Our studies help the NHS to make better choices about which technologies to buy and adopt into the health service. We started by evaluating four medical devices. Since then, we have been invited to provide a regular service that can evaluate the latest devices and innovations.HITF IMG

This service is important because the range, diversity and multiplicity of medical technologies can make cost-effective purchasing extremely difficult for the NHS. The starting point was a request for MATCH to help the Centre for Evidence-Based Purchasing (CEP) to develop new methods for evaluating medical devices.

We examined four medical device pilot projects. Our goal was to create an agreed understanding of what was valuable across a wide range of technologies. To this end, we worked on economic evaluations and reviews of the products.

Following this initial work, the CEP recruited us, in partnership with Nottingham University Hospitals Trust, to provide regular evidence and economic reviews of medical technologies. We have completed our first studies, worth around £30,000. MATCH has successfully applied to the National Institute for Health and Clinical Excellence so that we can continue to help them in the same way, since the CEP device evaluation work has been transferred to NICE.

The Project

In 2003, MATCH contributed to the Healthcare Industries Task Force. Its role was to provide an academic voice within the task force, which also included stakeholders from government and industry. One of the task force's main recommendations was formation of the Centre for Evidenced-based Purchasing (CEP), aimed at improving the cost-effectiveness of purchasing by the NHS.

The need for this type of work is clear from the large numbers of medical devices that are currently developed and the constraints on the NHS budget that demands ever more rigorous value for money.

The new Centre needed help developing methods for evaluating medical devices. MATCH was a natural partner. So MATCH began work with the Centre on a set of four medical device pilot projects. Our shared goal was to create general agreement on what qualities should be considered valuable across a wide range of technologies.

We worked closely with Lizzy Latimer, a health economist with the NHS Purchasing and Supply Agency, as well as with University of Bath's Centre for Research in Strategic Purchasing and Supply (CRiSPS).

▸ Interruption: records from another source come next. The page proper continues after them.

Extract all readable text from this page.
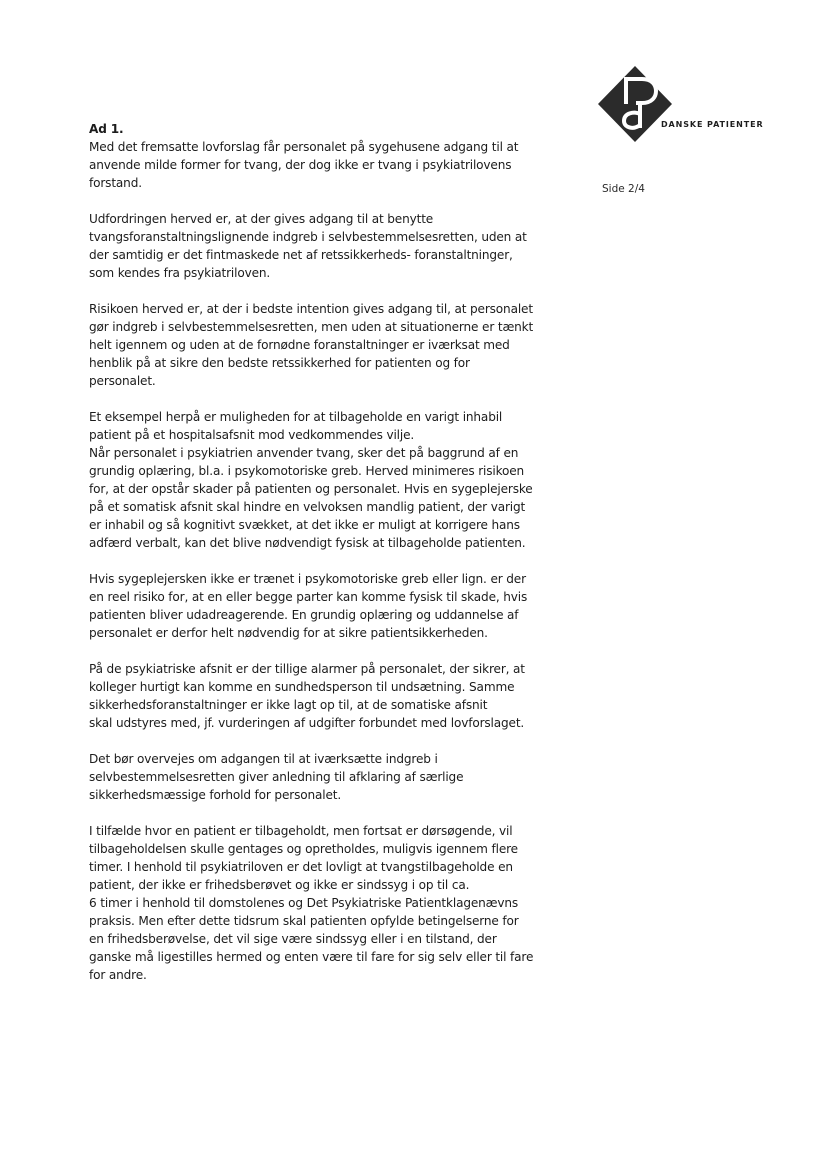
DANSKE PATIENTER
Side 2/4
Ad 1.
Med det fremsatte lovforslag får personalet på sygehusene adgang til at
anvende milde former for tvang, der dog ikke er tvang i psykiatrilovens
forstand.
Udfordringen herved er, at der gives adgang til at benytte
tvangsforanstaltningslignende indgreb i selvbestemmelsesretten, uden at
der samtidig er det fintmaskede net af retssikkerheds- foranstaltninger,
som kendes fra psykiatriloven.
Risikoen herved er, at der i bedste intention gives adgang til, at personalet
gør indgreb i selvbestemmelsesretten, men uden at situationerne er tænkt
helt igennem og uden at de fornødne foranstaltninger er iværksat med
henblik på at sikre den bedste retssikkerhed for patienten og for
personalet.
Et eksempel herpå er muligheden for at tilbageholde en varigt inhabil
patient på et hospitalsafsnit mod vedkommendes vilje.
Når personalet i psykiatrien anvender tvang, sker det på baggrund af en
grundig oplæring, bl.a. i psykomotoriske greb. Herved minimeres risikoen
for, at der opstår skader på patienten og personalet. Hvis en sygeplejerske
på et somatisk afsnit skal hindre en velvoksen mandlig patient, der varigt
er inhabil og så kognitivt svækket, at det ikke er muligt at korrigere hans
adfærd verbalt, kan det blive nødvendigt fysisk at tilbageholde patienten.
Hvis sygeplejersken ikke er trænet i psykomotoriske greb eller lign. er der
en reel risiko for, at en eller begge parter kan komme fysisk til skade, hvis
patienten bliver udadreagerende. En grundig oplæring og uddannelse af
personalet er derfor helt nødvendig for at sikre patientsikkerheden.
På de psykiatriske afsnit er der tillige alarmer på personalet, der sikrer, at
kolleger hurtigt kan komme en sundhedsperson til undsætning. Samme
sikkerhedsforanstaltninger er ikke lagt op til, at de somatiske afsnit
skal udstyres med, jf. vurderingen af udgifter forbundet med lovforslaget.
Det bør overvejes om adgangen til at iværksætte indgreb i
selvbestemmelsesretten giver anledning til afklaring af særlige
sikkerhedsmæssige forhold for personalet.
I tilfælde hvor en patient er tilbageholdt, men fortsat er dørsøgende, vil
tilbageholdelsen skulle gentages og opretholdes, muligvis igennem flere
timer. I henhold til psykiatriloven er det lovligt at tvangstilbageholde en
patient, der ikke er frihedsberøvet og ikke er sindssyg i op til ca.
6 timer i henhold til domstolenes og Det Psykiatriske Patientklagenævns
praksis. Men efter dette tidsrum skal patienten opfylde betingelserne for
en frihedsberøvelse, det vil sige være sindssyg eller i en tilstand, der
ganske må ligestilles hermed og enten være til fare for sig selv eller til fare
for andre.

The outcome of this collaboration has been two reports for CEP and contributions to a third, in which generally agreed measures of value in medical devices were established. In the process of this work, MATCH demonstrated its usefulness. As a result, it was contracted, along with Nottingham University Hospitals Trust to provide reviews of medical devices for the CEP and subsequently for NICE. CEP was transferred to NICE in 2010 as part of the move to create a Single Evaluation Pathway.

Next Steps

MATCH continues to provide evaluation services to NICE's Medical Technologies Evaluation Programme.